The most powerful storm to hit Japan since World War II churned north along the nation’s eastern islands Sunday, buffeting them with heavy rain and 110-mph winds.

There were no immediate reports of serious injuries.

Forecasters said Tokyo, initially said to be in Typhoon Oscar’s direct path, might escape its full force. But the Central Meteorological Agency warned of typhoon conditions and said Tokyo could receive up to 12 inches of rain between Saturday night and Monday morning.

In central Japan, pedestrians exposed to driving rain struggled to stand as the wind collapsed umbrellas and whipped up waves in coastal areas.

Police said several major freeways were shut down in the Tokyo area, and dozens of domestic flights and sea ferries were canceled. Storm and flood warnings were issued across most of Japan’s eastern coastal and central areas.

As the typhoon’s center moved north, the most powerful area near its center touched coastal areas southeast of Tokyo.

No major damage was reported overnight, police said. But officials warned the northern half of the country to brace for the worst of the storm, expected over the next 12 hours.

Early Sunday, the hardest-hit areas were islands in the Pacific south of Tokyo. Television footage late Saturday from Hachijo Island, about 150 miles south of Tokyo, showed a motorcyclist struggling to drive through water up to his waist and shopkeepers sweeping water from their stores.

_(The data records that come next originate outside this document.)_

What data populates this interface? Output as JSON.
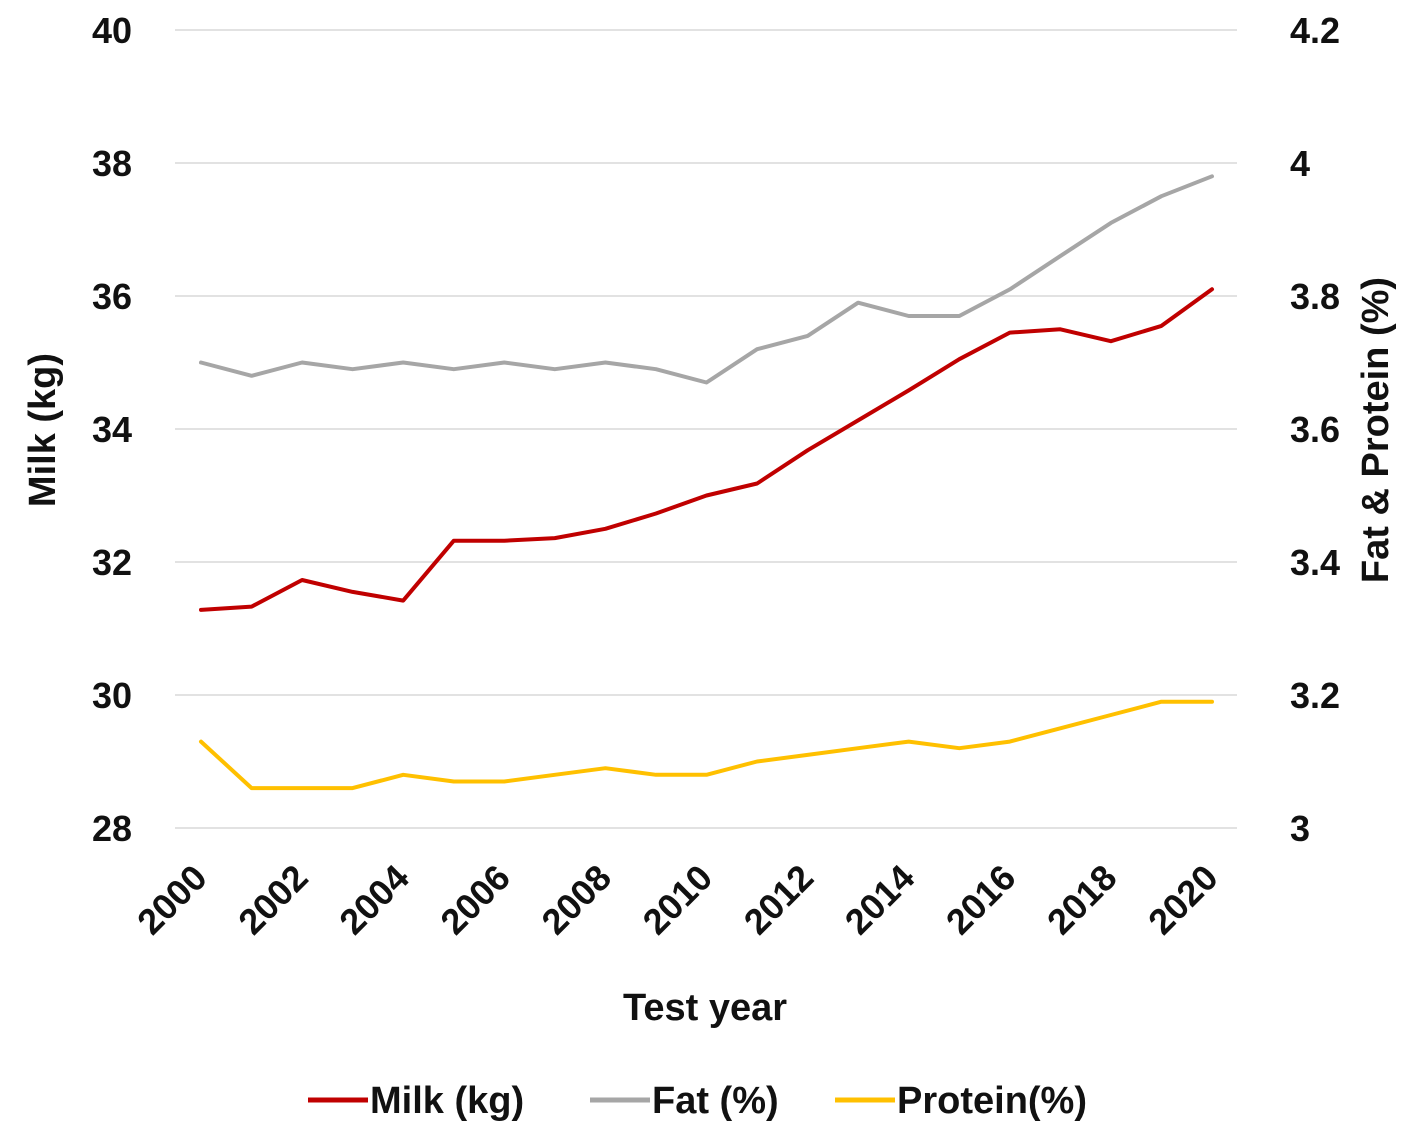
{
  "chart_data": {
    "type": "line",
    "xlabel": "Test year",
    "ylabel_left": "Milk (kg)",
    "ylabel_right": "Fat & Protein (%)",
    "x": [
      2000,
      2001,
      2002,
      2003,
      2004,
      2005,
      2006,
      2007,
      2008,
      2009,
      2010,
      2011,
      2012,
      2013,
      2014,
      2015,
      2016,
      2017,
      2018,
      2019,
      2020
    ],
    "x_tick_labels": [
      "2000",
      "2002",
      "2004",
      "2006",
      "2008",
      "2010",
      "2012",
      "2014",
      "2016",
      "2018",
      "2020"
    ],
    "ylim_left": [
      28,
      40
    ],
    "y_ticks_left": [
      "40",
      "38",
      "36",
      "34",
      "32",
      "30",
      "28"
    ],
    "ylim_right": [
      3,
      4.2
    ],
    "y_ticks_right": [
      "4.2",
      "4",
      "3.8",
      "3.6",
      "3.4",
      "3.2",
      "3"
    ],
    "grid": true,
    "legend_position": "bottom",
    "series": [
      {
        "name": "Milk (kg)",
        "axis": "left",
        "color": "#c00000",
        "values": [
          31.28,
          31.33,
          31.73,
          31.55,
          31.42,
          32.32,
          32.32,
          32.36,
          32.5,
          32.73,
          33.0,
          33.18,
          33.68,
          34.13,
          34.58,
          35.05,
          35.45,
          35.5,
          35.32,
          35.55,
          36.1
        ]
      },
      {
        "name": "Fat (%)",
        "axis": "right",
        "color": "#a6a6a6",
        "values": [
          3.7,
          3.68,
          3.7,
          3.69,
          3.7,
          3.69,
          3.7,
          3.69,
          3.7,
          3.69,
          3.67,
          3.72,
          3.74,
          3.79,
          3.77,
          3.77,
          3.81,
          3.86,
          3.91,
          3.95,
          3.98
        ]
      },
      {
        "name": "Protein(%)",
        "axis": "right",
        "color": "#ffc000",
        "values": [
          3.13,
          3.06,
          3.06,
          3.06,
          3.08,
          3.07,
          3.07,
          3.08,
          3.09,
          3.08,
          3.08,
          3.1,
          3.11,
          3.12,
          3.13,
          3.12,
          3.13,
          3.15,
          3.17,
          3.19,
          3.19
        ]
      }
    ]
  }
}
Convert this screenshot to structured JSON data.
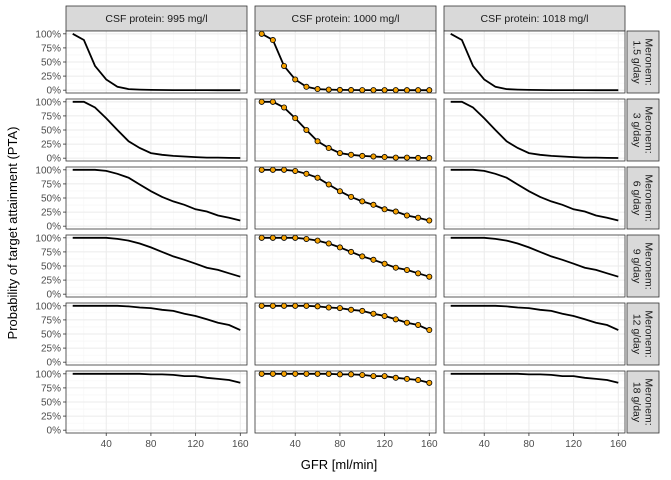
{
  "chart_data": {
    "type": "line",
    "layout": "facet_grid",
    "xlabel": "GFR [ml/min]",
    "ylabel": "Probability of target attainment (PTA)",
    "x": [
      10,
      20,
      30,
      40,
      50,
      60,
      70,
      80,
      90,
      100,
      110,
      120,
      130,
      140,
      150,
      160
    ],
    "xlim": [
      4,
      166
    ],
    "ylim": [
      -0.05,
      1.05
    ],
    "x_ticks": [
      40,
      80,
      120,
      160
    ],
    "y_ticks": [
      0,
      0.25,
      0.5,
      0.75,
      1.0
    ],
    "y_tick_labels": [
      "0%",
      "25%",
      "50%",
      "75%",
      "100%"
    ],
    "x_tick_labels": [
      "40",
      "80",
      "120",
      "160"
    ],
    "columns": [
      "CSF protein: 995 mg/l",
      "CSF protein: 1000 mg/l",
      "CSF protein: 1018 mg/l"
    ],
    "point_column": 1,
    "line_color": "#000000",
    "point_color": "#f5a100",
    "grid": true,
    "rows": [
      {
        "label_line1": "Meronem:",
        "label_line2": "1.5 g/day",
        "values": [
          1.0,
          0.89,
          0.43,
          0.19,
          0.06,
          0.02,
          0.01,
          0.005,
          0.003,
          0.002,
          0.001,
          0.001,
          0.001,
          0.0,
          0.0,
          0.0
        ]
      },
      {
        "label_line1": "Meronem:",
        "label_line2": "3 g/day",
        "values": [
          1.0,
          1.0,
          0.9,
          0.71,
          0.5,
          0.3,
          0.18,
          0.09,
          0.06,
          0.04,
          0.03,
          0.02,
          0.01,
          0.01,
          0.005,
          0.003
        ]
      },
      {
        "label_line1": "Meronem:",
        "label_line2": "6 g/day",
        "values": [
          1.0,
          1.0,
          1.0,
          0.98,
          0.93,
          0.86,
          0.74,
          0.62,
          0.52,
          0.44,
          0.38,
          0.3,
          0.26,
          0.19,
          0.15,
          0.1
        ]
      },
      {
        "label_line1": "Meronem:",
        "label_line2": "9 g/day",
        "values": [
          1.0,
          1.0,
          1.0,
          1.0,
          0.98,
          0.95,
          0.9,
          0.83,
          0.75,
          0.67,
          0.61,
          0.54,
          0.47,
          0.43,
          0.37,
          0.31
        ]
      },
      {
        "label_line1": "Meronem:",
        "label_line2": "12 g/day",
        "values": [
          1.0,
          1.0,
          1.0,
          1.0,
          1.0,
          0.99,
          0.97,
          0.96,
          0.93,
          0.91,
          0.86,
          0.82,
          0.76,
          0.7,
          0.66,
          0.57
        ]
      },
      {
        "label_line1": "Meronem:",
        "label_line2": "18 g/day",
        "values": [
          1.0,
          1.0,
          1.0,
          1.0,
          1.0,
          1.0,
          1.0,
          0.99,
          0.99,
          0.98,
          0.96,
          0.96,
          0.93,
          0.91,
          0.89,
          0.84
        ]
      }
    ]
  }
}
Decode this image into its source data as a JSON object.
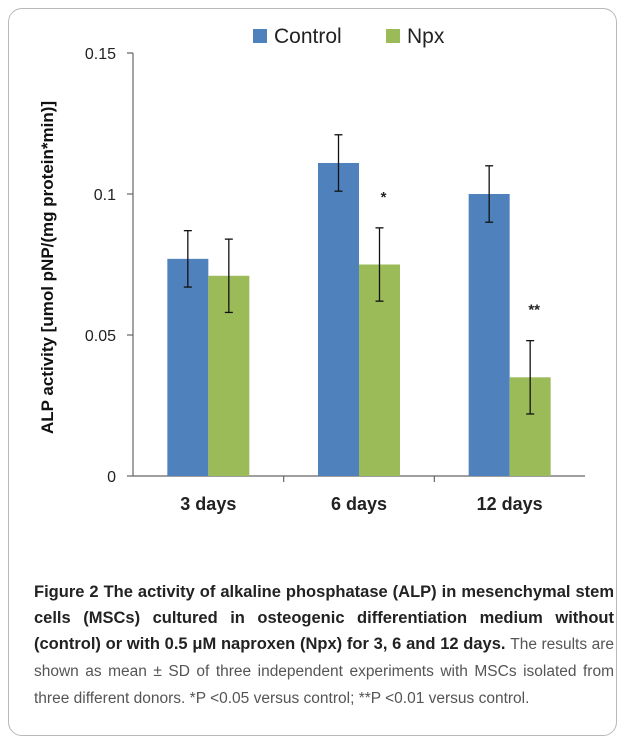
{
  "chart_data": {
    "type": "bar",
    "categories": [
      "3 days",
      "6 days",
      "12 days"
    ],
    "series": [
      {
        "name": "Control",
        "color": "#4f81bd",
        "values": [
          0.077,
          0.111,
          0.1
        ],
        "errors": [
          0.01,
          0.01,
          0.01
        ],
        "significance": [
          "",
          "",
          ""
        ]
      },
      {
        "name": "Npx",
        "color": "#9bbb59",
        "values": [
          0.071,
          0.075,
          0.035
        ],
        "errors": [
          0.013,
          0.013,
          0.013
        ],
        "significance": [
          "",
          "*",
          "**"
        ]
      }
    ],
    "ylabel": "ALP activity [umol pNP/(mg protein*min)]",
    "ylim": [
      0,
      0.15
    ],
    "yticks": [
      "0",
      "0.05",
      "0.1",
      "0.15"
    ],
    "yticks_values": [
      0,
      0.05,
      0.1,
      0.15
    ],
    "legend_position": "top"
  },
  "caption": {
    "bold": "Figure 2 The activity of alkaline phosphatase (ALP) in mesenchymal stem cells (MSCs) cultured in osteogenic differentiation medium without (control) or with 0.5 μM naproxen (Npx) for 3, 6 and 12 days.",
    "body": "The results are shown as mean ± SD of three independent experiments with MSCs isolated from three different donors. *P <0.05 versus control; **P <0.01 versus control."
  }
}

In the Tokyo area, seven major train lines and subways reduced service Sunday morning, East Japan Railways said.

At 6 a.m. Sunday, Oscar was centered almost directly over Aoga Island, 225 miles south of Tokyo. It was moving north-northeast at 21 miles per hour.

Some meteorologists are calling Oscar a “supertyphoon,” saying it is the largest and most powerful to strike the region in a half-century.

Oscar is roughly as large and more powerful than the Ise Bay Typhoon of 1959, which left more than 5,000 people dead or missing, the agency said.

Another major storm, the Konogawa Typhoon of 1958, left 1,269 people dead or missing.